Tuesday, March 8, 2016

My mom likes to give me something I want for Christmas so she asks me to send her ideas. Sometimes I do and she’s happy, but sometimes I don’t have any ideas. This year I didn’t have any ideas so she wasn’t very happy with me and she gave me a check. She said, “You didn’t tell me anything you want so this is what you get.” My grandmother used to send a check, too, for my birthday and Christmas.

Because I am a crazy data tracker, it’s not hard for me to keep track of what I’ve spent my gift money on and how much I have left.

With the money my grandmother would send, I would use it to go out to lunch when I wanted a treat. I would think about it like it was my grandmother taking me out to lunch, and I’d write her a note and tell her that I’d spent it that way. She liked that.

With the money I got from my parents this year I took my friend Ann out for an end-of-year lunch at Pizzeria Toro. I’ve eaten there with my parents a few times and we’ve had very good meals. I thought my dad especially might like that I spent some of my gift money on that.

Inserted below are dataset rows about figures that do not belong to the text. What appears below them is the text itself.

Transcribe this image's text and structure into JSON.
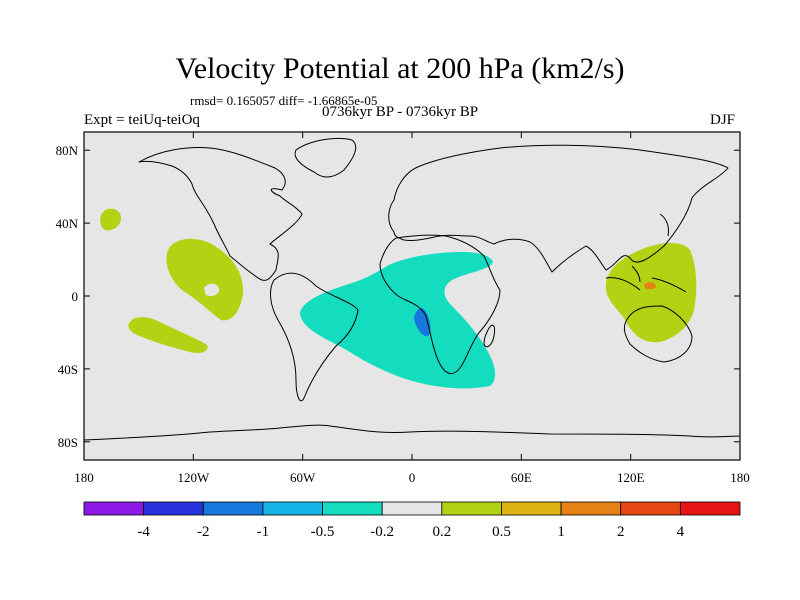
{
  "title": "Velocity Potential at 200 hPa (km2/s)",
  "stats_text": "rmsd= 0.165057  diff= -1.66865e-05",
  "experiment_text": "Expt = teiUq-teiOq",
  "period_text": "0736kyr BP - 0736kyr BP",
  "season_text": "DJF",
  "map": {
    "projection": "cylindrical equidistant",
    "lon_range": [
      -180,
      180
    ],
    "lat_range": [
      -90,
      90
    ],
    "x_ticks": [
      {
        "lon": -180,
        "label": "180"
      },
      {
        "lon": -120,
        "label": "120W"
      },
      {
        "lon": -60,
        "label": "60W"
      },
      {
        "lon": 0,
        "label": "0"
      },
      {
        "lon": 60,
        "label": "60E"
      },
      {
        "lon": 120,
        "label": "120E"
      },
      {
        "lon": 180,
        "label": "180"
      }
    ],
    "y_ticks": [
      {
        "lat": 80,
        "label": "80N"
      },
      {
        "lat": 40,
        "label": "40N"
      },
      {
        "lat": 0,
        "label": "0"
      },
      {
        "lat": -40,
        "label": "40S"
      },
      {
        "lat": -80,
        "label": "80S"
      }
    ],
    "background_color": "#e6e6e6"
  },
  "colorbar": {
    "colors": [
      "#8c19e6",
      "#2832dc",
      "#1478dc",
      "#14b4e6",
      "#14dcbe",
      "#e6e6e6",
      "#b4d214",
      "#dcb414",
      "#e68214",
      "#e64614",
      "#e61414"
    ],
    "labels": [
      "-4",
      "-2",
      "-1",
      "-0.5",
      "-0.2",
      "0.2",
      "0.5",
      "1",
      "2",
      "4"
    ]
  }
}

Shortly after the Pizzeria Toro meal, a few days or a few weeks — who’s to say, it’s all blurring together these days — I was thinking about how I could have bought something with that money, but instead I spent it on lunch. Call it buyer’s remorse on pizza. (Though the meal was excellent, and I don’t actually regret it — just a passing thought.)

This made me think about Experiences vs. Things and their relative values.

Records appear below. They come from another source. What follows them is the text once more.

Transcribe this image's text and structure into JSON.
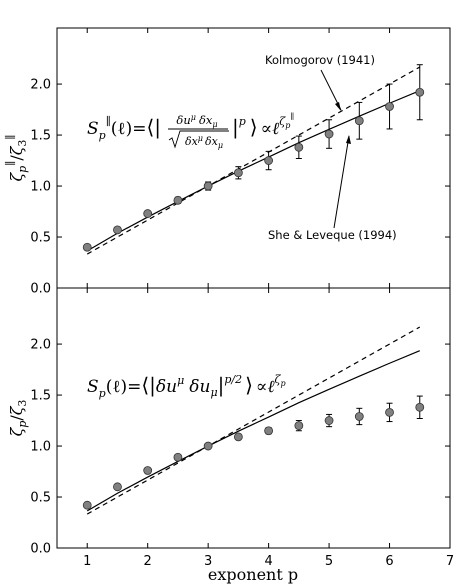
{
  "chart_data": [
    {
      "type": "scatter",
      "panel": "top",
      "ylabel": "ζp∥/ζ3∥",
      "xlim": [
        0.5,
        7
      ],
      "ylim": [
        0.0,
        2.55
      ],
      "yticks": [
        "0.0",
        "0.5",
        "1.0",
        "1.5",
        "2.0"
      ],
      "series": [
        {
          "name": "data",
          "x": [
            1,
            1.5,
            2,
            2.5,
            3,
            3.5,
            4,
            4.5,
            5,
            5.5,
            6,
            6.5
          ],
          "y": [
            0.4,
            0.57,
            0.73,
            0.86,
            1.0,
            1.13,
            1.25,
            1.38,
            1.51,
            1.64,
            1.78,
            1.92
          ],
          "err": [
            0.0,
            0.0,
            0.0,
            0.03,
            0.04,
            0.06,
            0.09,
            0.11,
            0.14,
            0.18,
            0.22,
            0.27
          ]
        },
        {
          "name": "Kolmogorov (1941)",
          "style": "dashed",
          "x": [
            1,
            6.5
          ],
          "y": [
            0.333,
            2.167
          ]
        },
        {
          "name": "She & Leveque (1994)",
          "style": "solid",
          "x": [
            1,
            1.5,
            2,
            2.5,
            3,
            3.5,
            4,
            4.5,
            5,
            5.5,
            6,
            6.5
          ],
          "y": [
            0.364,
            0.537,
            0.696,
            0.849,
            1.0,
            1.146,
            1.284,
            1.425,
            1.556,
            1.685,
            1.812,
            1.935
          ]
        }
      ],
      "annotations": [
        {
          "text": "Kolmogorov (1941)",
          "arrow_to": [
            5.25,
            1.96
          ]
        },
        {
          "text": "She & Leveque (1994)",
          "arrow_to": [
            5.45,
            1.7
          ]
        }
      ],
      "formula": {
        "lhs": "S",
        "lhs_sub": "p",
        "lhs_sup": "∥",
        "arg": "(ℓ)",
        "eq": "=",
        "frac_num": "δu",
        "frac_num_sup": "μ",
        "frac_num2": "δx",
        "frac_num2_sub": "μ",
        "frac_den": "δx",
        "frac_den_sup": "μ",
        "frac_den2": "δx",
        "frac_den2_sub": "μ",
        "power": "p",
        "prop": "∝",
        "rhs": "ℓ",
        "rhs_sup": "ζ",
        "rhs_sup_sub": "p",
        "rhs_sup_sup": "∥"
      }
    },
    {
      "type": "scatter",
      "panel": "bottom",
      "xlabel": "exponent p",
      "ylabel": "ζp/ζ3",
      "xlim": [
        0.5,
        7
      ],
      "ylim": [
        0.0,
        2.55
      ],
      "xticks": [
        "1",
        "2",
        "3",
        "4",
        "5",
        "6",
        "7"
      ],
      "yticks": [
        "0.0",
        "0.5",
        "1.0",
        "1.5",
        "2.0"
      ],
      "series": [
        {
          "name": "data",
          "x": [
            1,
            1.5,
            2,
            2.5,
            3,
            3.5,
            4,
            4.5,
            5,
            5.5,
            6,
            6.5
          ],
          "y": [
            0.42,
            0.6,
            0.76,
            0.89,
            1.0,
            1.09,
            1.15,
            1.2,
            1.25,
            1.29,
            1.33,
            1.38
          ],
          "err": [
            0.0,
            0.0,
            0.0,
            0.0,
            0.01,
            0.02,
            0.03,
            0.05,
            0.06,
            0.08,
            0.09,
            0.11
          ]
        },
        {
          "name": "Kolmogorov (1941)",
          "style": "dashed",
          "x": [
            1,
            6.5
          ],
          "y": [
            0.333,
            2.167
          ]
        },
        {
          "name": "She & Leveque (1994)",
          "style": "solid",
          "x": [
            1,
            1.5,
            2,
            2.5,
            3,
            3.5,
            4,
            4.5,
            5,
            5.5,
            6,
            6.5
          ],
          "y": [
            0.364,
            0.537,
            0.696,
            0.849,
            1.0,
            1.146,
            1.284,
            1.425,
            1.556,
            1.685,
            1.812,
            1.935
          ]
        }
      ],
      "formula": {
        "lhs": "S",
        "lhs_sub": "p",
        "arg": "(ℓ)",
        "eq": "=",
        "body": "δu",
        "body_sup": "μ",
        "body2": "δu",
        "body2_sub": "μ",
        "power": "p/2",
        "prop": "∝",
        "rhs": "ℓ",
        "rhs_sup": "ζ",
        "rhs_sup_sub": "p"
      }
    }
  ]
}
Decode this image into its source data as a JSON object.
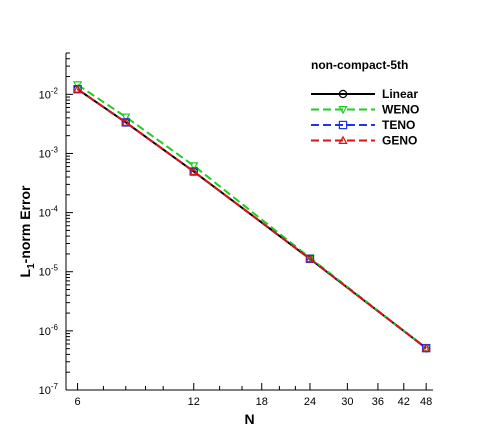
{
  "chart_data": {
    "type": "line",
    "xscale": "log",
    "yscale": "log",
    "xlabel": "N",
    "ylabel_main": "L",
    "ylabel_sub": "1",
    "ylabel_rest": "-norm Error",
    "xlim": [
      5.6,
      50
    ],
    "ylim": [
      1e-07,
      0.05
    ],
    "x_ticks": [
      {
        "value": 6,
        "label": "6"
      },
      {
        "value": 12,
        "label": "12"
      },
      {
        "value": 18,
        "label": "18"
      },
      {
        "value": 24,
        "label": "24"
      },
      {
        "value": 30,
        "label": "30"
      },
      {
        "value": 36,
        "label": "36"
      },
      {
        "value": 42,
        "label": "42"
      },
      {
        "value": 48,
        "label": "48"
      }
    ],
    "y_ticks": [
      {
        "value": 0.01,
        "base": "10",
        "exp": "-2"
      },
      {
        "value": 0.001,
        "base": "10",
        "exp": "-3"
      },
      {
        "value": 0.0001,
        "base": "10",
        "exp": "-4"
      },
      {
        "value": 1e-05,
        "base": "10",
        "exp": "-5"
      },
      {
        "value": 1e-06,
        "base": "10",
        "exp": "-6"
      },
      {
        "value": 1e-07,
        "base": "10",
        "exp": "-7"
      }
    ],
    "legend_title": "non-compact-5th",
    "legend_position": "top-right",
    "grid": false,
    "series": [
      {
        "name": "Linear",
        "color": "#000000",
        "dash": "",
        "marker": "circle",
        "x": [
          6,
          8,
          12,
          24,
          48
        ],
        "y": [
          0.0122,
          0.00335,
          0.000495,
          1.65e-05,
          5.1e-07
        ]
      },
      {
        "name": "WENO",
        "color": "#22cc22",
        "dash": "8,4",
        "marker": "triangle-down",
        "x": [
          6,
          8,
          12,
          24,
          48
        ],
        "y": [
          0.0145,
          0.00415,
          0.00062,
          1.72e-05,
          5.1e-07
        ]
      },
      {
        "name": "TENO",
        "color": "#2233ee",
        "dash": "8,4",
        "marker": "square",
        "x": [
          6,
          8,
          12,
          24,
          48
        ],
        "y": [
          0.0122,
          0.00335,
          0.000495,
          1.65e-05,
          5.1e-07
        ]
      },
      {
        "name": "GENO",
        "color": "#dd1111",
        "dash": "8,4",
        "marker": "triangle-up",
        "x": [
          6,
          8,
          12,
          24,
          48
        ],
        "y": [
          0.0122,
          0.00335,
          0.000495,
          1.65e-05,
          5.1e-07
        ]
      }
    ]
  }
}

There is a great bias today toward Experiences — there is a moderately pervasive idea that Experiences are valuable and life affirming, while Things are just a bunch of crap that you’re going to have to get rid of someday and that weigh you down. Marie Kondo and all that.

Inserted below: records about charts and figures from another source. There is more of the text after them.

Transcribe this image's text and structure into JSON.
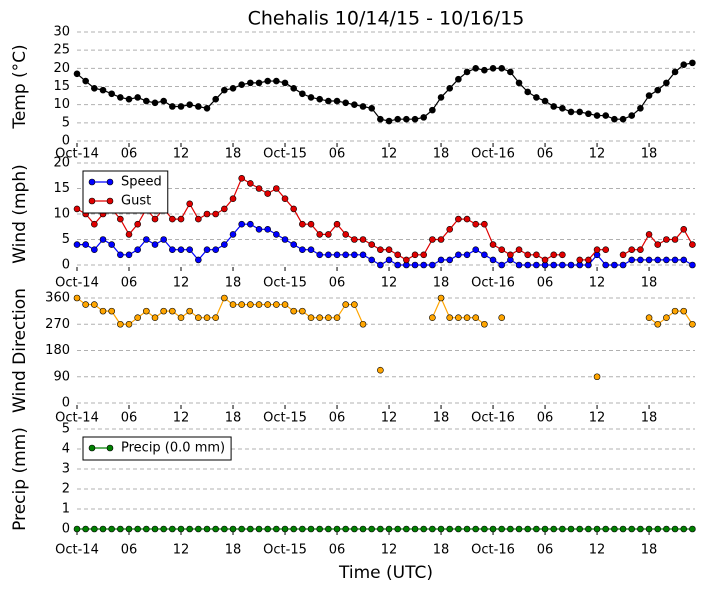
{
  "chart_data": [
    {
      "type": "line",
      "title": "Chehalis 10/14/15 - 10/16/15",
      "y_label": "Temp (°C)",
      "x": [
        0,
        1,
        2,
        3,
        4,
        5,
        6,
        7,
        8,
        9,
        10,
        11,
        12,
        13,
        14,
        15,
        16,
        17,
        18,
        19,
        20,
        21,
        22,
        23,
        24,
        25,
        26,
        27,
        28,
        29,
        30,
        31,
        32,
        33,
        34,
        35,
        36,
        37,
        38,
        39,
        40,
        41,
        42,
        43,
        44,
        45,
        46,
        47,
        48,
        49,
        50,
        51,
        52,
        53,
        54,
        55,
        56,
        57,
        58,
        59,
        60,
        61,
        62,
        63,
        64,
        65,
        66,
        67,
        68,
        69,
        70,
        71
      ],
      "xlim": [
        0,
        71.3
      ],
      "xticks": [
        {
          "value": 0,
          "label": "Oct-14"
        },
        {
          "value": 6,
          "label": "06"
        },
        {
          "value": 12,
          "label": "12"
        },
        {
          "value": 18,
          "label": "18"
        },
        {
          "value": 24,
          "label": "Oct-15"
        },
        {
          "value": 30,
          "label": "06"
        },
        {
          "value": 36,
          "label": "12"
        },
        {
          "value": 42,
          "label": "18"
        },
        {
          "value": 48,
          "label": "Oct-16"
        },
        {
          "value": 54,
          "label": "06"
        },
        {
          "value": 60,
          "label": "12"
        },
        {
          "value": 66,
          "label": "18"
        }
      ],
      "ylim": [
        0,
        30
      ],
      "yticks": [
        0,
        5,
        10,
        15,
        20,
        25,
        30
      ],
      "grid": true,
      "series": [
        {
          "color": "#000000",
          "values": [
            18.5,
            16.5,
            14.5,
            14,
            13,
            12,
            11.5,
            12,
            11,
            10.5,
            11,
            9.5,
            9.5,
            10,
            9.5,
            9,
            11.5,
            14,
            14.5,
            15.5,
            16,
            16,
            16.5,
            16.5,
            16,
            14.5,
            13,
            12,
            11.5,
            11,
            11,
            10.5,
            10,
            9.5,
            9,
            6,
            5.5,
            6,
            6,
            6,
            6.5,
            8.5,
            12,
            14.5,
            17,
            19,
            20,
            19.5,
            20,
            20,
            19,
            16,
            13.5,
            12,
            11,
            9.5,
            9,
            8,
            8,
            7.5,
            7,
            7,
            6,
            6,
            7,
            9,
            12.5,
            14,
            16,
            19,
            21,
            21.5
          ]
        }
      ]
    },
    {
      "type": "line",
      "y_label": "Wind (mph)",
      "x": [
        0,
        1,
        2,
        3,
        4,
        5,
        6,
        7,
        8,
        9,
        10,
        11,
        12,
        13,
        14,
        15,
        16,
        17,
        18,
        19,
        20,
        21,
        22,
        23,
        24,
        25,
        26,
        27,
        28,
        29,
        30,
        31,
        32,
        33,
        34,
        35,
        36,
        37,
        38,
        39,
        40,
        41,
        42,
        43,
        44,
        45,
        46,
        47,
        48,
        49,
        50,
        51,
        52,
        53,
        54,
        55,
        56,
        57,
        58,
        59,
        60,
        61,
        62,
        63,
        64,
        65,
        66,
        67,
        68,
        69,
        70,
        71
      ],
      "xlim": [
        0,
        71.3
      ],
      "xticks": [
        {
          "value": 0,
          "label": "Oct-14"
        },
        {
          "value": 6,
          "label": "06"
        },
        {
          "value": 12,
          "label": "12"
        },
        {
          "value": 18,
          "label": "18"
        },
        {
          "value": 24,
          "label": "Oct-15"
        },
        {
          "value": 30,
          "label": "06"
        },
        {
          "value": 36,
          "label": "12"
        },
        {
          "value": 42,
          "label": "18"
        },
        {
          "value": 48,
          "label": "Oct-16"
        },
        {
          "value": 54,
          "label": "06"
        },
        {
          "value": 60,
          "label": "12"
        },
        {
          "value": 66,
          "label": "18"
        }
      ],
      "ylim": [
        0,
        20
      ],
      "yticks": [
        0,
        5,
        10,
        15,
        20
      ],
      "grid": true,
      "legend": "upper left",
      "series": [
        {
          "name": "Speed",
          "color": "#0000ff",
          "values": [
            4,
            4,
            3,
            5,
            4,
            2,
            2,
            3,
            5,
            4,
            5,
            3,
            3,
            3,
            1,
            3,
            3,
            4,
            6,
            8,
            8,
            7,
            7,
            6,
            5,
            4,
            3,
            3,
            2,
            2,
            2,
            2,
            2,
            2,
            1,
            0,
            1,
            0,
            0,
            0,
            0,
            0,
            1,
            1,
            2,
            2,
            3,
            2,
            1,
            0,
            1,
            0,
            0,
            0,
            0,
            0,
            0,
            0,
            0,
            0,
            2,
            0,
            0,
            0,
            1,
            1,
            1,
            1,
            1,
            1,
            1,
            0
          ]
        },
        {
          "name": "Gust",
          "color": "#e00000",
          "values": [
            11,
            10,
            8,
            10,
            11,
            9,
            6,
            8,
            11,
            9,
            11,
            9,
            9,
            12,
            9,
            10,
            10,
            11,
            13,
            17,
            16,
            15,
            14,
            15,
            13,
            11,
            8,
            8,
            6,
            6,
            8,
            6,
            5,
            5,
            4,
            3,
            3,
            2,
            1,
            2,
            2,
            5,
            5,
            7,
            9,
            9,
            8,
            8,
            4,
            3,
            2,
            3,
            2,
            2,
            1,
            2,
            2,
            null,
            1,
            1,
            3,
            3,
            null,
            2,
            3,
            3,
            6,
            4,
            5,
            5,
            7,
            4
          ]
        }
      ]
    },
    {
      "type": "line",
      "y_label": "Wind Direction",
      "x": [
        0,
        1,
        2,
        3,
        4,
        5,
        6,
        7,
        8,
        9,
        10,
        11,
        12,
        13,
        14,
        15,
        16,
        17,
        18,
        19,
        20,
        21,
        22,
        23,
        24,
        25,
        26,
        27,
        28,
        29,
        30,
        31,
        32,
        33,
        34,
        35,
        36,
        37,
        38,
        39,
        40,
        41,
        42,
        43,
        44,
        45,
        46,
        47,
        48,
        49,
        50,
        51,
        52,
        53,
        54,
        55,
        56,
        57,
        58,
        59,
        60,
        61,
        62,
        63,
        64,
        65,
        66,
        67,
        68,
        69,
        70,
        71
      ],
      "xlim": [
        0,
        71.3
      ],
      "xticks": [
        {
          "value": 0,
          "label": "Oct-14"
        },
        {
          "value": 6,
          "label": "06"
        },
        {
          "value": 12,
          "label": "12"
        },
        {
          "value": 18,
          "label": "18"
        },
        {
          "value": 24,
          "label": "Oct-15"
        },
        {
          "value": 30,
          "label": "06"
        },
        {
          "value": 36,
          "label": "12"
        },
        {
          "value": 42,
          "label": "18"
        },
        {
          "value": 48,
          "label": "Oct-16"
        },
        {
          "value": 54,
          "label": "06"
        },
        {
          "value": 60,
          "label": "12"
        },
        {
          "value": 66,
          "label": "18"
        }
      ],
      "ylim": [
        0,
        360
      ],
      "yticks": [
        0,
        90,
        180,
        270,
        360
      ],
      "grid": true,
      "series": [
        {
          "color": "#ffa500",
          "values": [
            360,
            337.5,
            337.5,
            315,
            315,
            270,
            270,
            292.5,
            315,
            292.5,
            315,
            315,
            292.5,
            315,
            292.5,
            292.5,
            292.5,
            360,
            337.5,
            337.5,
            337.5,
            337.5,
            337.5,
            337.5,
            337.5,
            315,
            315,
            292.5,
            292.5,
            292.5,
            292.5,
            337.5,
            337.5,
            270,
            null,
            112.5,
            null,
            null,
            null,
            null,
            null,
            292.5,
            360,
            292.5,
            292.5,
            292.5,
            292.5,
            270,
            null,
            292.5,
            null,
            null,
            null,
            null,
            null,
            null,
            null,
            null,
            null,
            null,
            90,
            null,
            null,
            null,
            null,
            null,
            292.5,
            270,
            292.5,
            315,
            315,
            270
          ]
        }
      ]
    },
    {
      "type": "line",
      "y_label": "Precip (mm)",
      "x_label": "Time (UTC)",
      "x": [
        0,
        1,
        2,
        3,
        4,
        5,
        6,
        7,
        8,
        9,
        10,
        11,
        12,
        13,
        14,
        15,
        16,
        17,
        18,
        19,
        20,
        21,
        22,
        23,
        24,
        25,
        26,
        27,
        28,
        29,
        30,
        31,
        32,
        33,
        34,
        35,
        36,
        37,
        38,
        39,
        40,
        41,
        42,
        43,
        44,
        45,
        46,
        47,
        48,
        49,
        50,
        51,
        52,
        53,
        54,
        55,
        56,
        57,
        58,
        59,
        60,
        61,
        62,
        63,
        64,
        65,
        66,
        67,
        68,
        69,
        70,
        71
      ],
      "xlim": [
        0,
        71.3
      ],
      "xticks": [
        {
          "value": 0,
          "label": "Oct-14"
        },
        {
          "value": 6,
          "label": "06"
        },
        {
          "value": 12,
          "label": "12"
        },
        {
          "value": 18,
          "label": "18"
        },
        {
          "value": 24,
          "label": "Oct-15"
        },
        {
          "value": 30,
          "label": "06"
        },
        {
          "value": 36,
          "label": "12"
        },
        {
          "value": 42,
          "label": "18"
        },
        {
          "value": 48,
          "label": "Oct-16"
        },
        {
          "value": 54,
          "label": "06"
        },
        {
          "value": 60,
          "label": "12"
        },
        {
          "value": 66,
          "label": "18"
        }
      ],
      "ylim": [
        0,
        5
      ],
      "yticks": [
        0,
        1,
        2,
        3,
        4,
        5
      ],
      "grid": true,
      "legend": "upper left",
      "series": [
        {
          "name": "Precip (0.0 mm)",
          "color": "#008000",
          "values": [
            0,
            0,
            0,
            0,
            0,
            0,
            0,
            0,
            0,
            0,
            0,
            0,
            0,
            0,
            0,
            0,
            0,
            0,
            0,
            0,
            0,
            0,
            0,
            0,
            0,
            0,
            0,
            0,
            0,
            0,
            0,
            0,
            0,
            0,
            0,
            0,
            0,
            0,
            0,
            0,
            0,
            0,
            0,
            0,
            0,
            0,
            0,
            0,
            0,
            0,
            0,
            0,
            0,
            0,
            0,
            0,
            0,
            0,
            0,
            0,
            0,
            0,
            0,
            0,
            0,
            0,
            0,
            0,
            0,
            0,
            0,
            0
          ]
        }
      ]
    }
  ]
}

I think that previous generations would be baffled by this idea — that going out to lunch would be considered better than buying something special that you could have and keep and use for a long period of time.

Back in the day, going out to lunch with gift money might more likely be thought of as “squandering.” Like playing the ponies — at the end of the day, you’ve got nothing to show for it. But today, going to lunch (or playing the ponies) is an Experience, and all to the good.

One blog I read and like wrote a post a few years ago about marginal utility and the idea that people value Experiences over Things today because most people have an abundance of material goods but limited free time. This increases the relative value of experiences and decreases the relative value of things.

And I think this is true, but I think other factors are at work as well.

For instance people in any given social circle don’t necessarily live near each other or visit each other’s houses regularly, and many interactions are conducted online. Having a nice car or a Persian rug might go unnoticed unless you posted pictures, which might look like you were trying to show off, and, depending on your social circle, might look crass.

But of course it’s perfectly natural for you to post pictures of your vacation, or Instagram your Pizzeria Toro crispy pigs’ ears.

[Side note: I read a book a year or two ago by a foodie economist about how to find the best cheap food, and one of his pieces of advice is that if something on the menu sounds bad, you should order it. Because if it sounds bad, the only reason it would be on the menu is because it tastes good. Case in point, if you are at Toro, order the crispy pig’s ears. They are good.]

This also made me think of one of the studies that Juliet Schor describes in her book The Overspent American. She talks a lot in the book about conspicuous consumption and status symbols. And this seems obvious now that I’m writing it out, but she makes the case that status symbols are things that other people see. She describes an interesting study about cosmetics that women use in public (lipstick) vs. cosmetics that women use privately (cleanser), and notes that only lipstick fit the pattern of status object purchasing.

So I really feel that a lot of the Experiences vs. Things dichotomy is driven by status objects and what can be advertised to your social group to show how successful you are.

Experiences say, “I am an interesting person who is expanding my horizons. I have the time and the money to explore the world. Don’t you wish you were me.”

Things say, “I am a shallow materialist.”

My experiences at the moment involve trying to answer many multiple choice questions like:

For the next two years, a lease is estimated to have an operating net cash inflow of $7,500 per annum, before adjusting for $5,000 per annum tax basis lease amortization and a 40% tax rate. The present value of an ordinary annuity of $1 per year at 10% for two years is 1.74. What is the leases’s after-tax present value using a 10% discount factor?

No one is jealous of me. So I will turn to Things.

With the money I didn’t spend at Toro, I’m buying a new wall clock. Because the one I had broke like four years ago and I still — STILL — look on that wall to see what time it is. But alas I have no clock there.

But someday soon I will. And I will be able to look at it every day. And when I look at it I will think about I got it as a Christmas present from my parents. And that will make my mom happy too.

Experiences are good. Things are good. You just have to buy the right Things.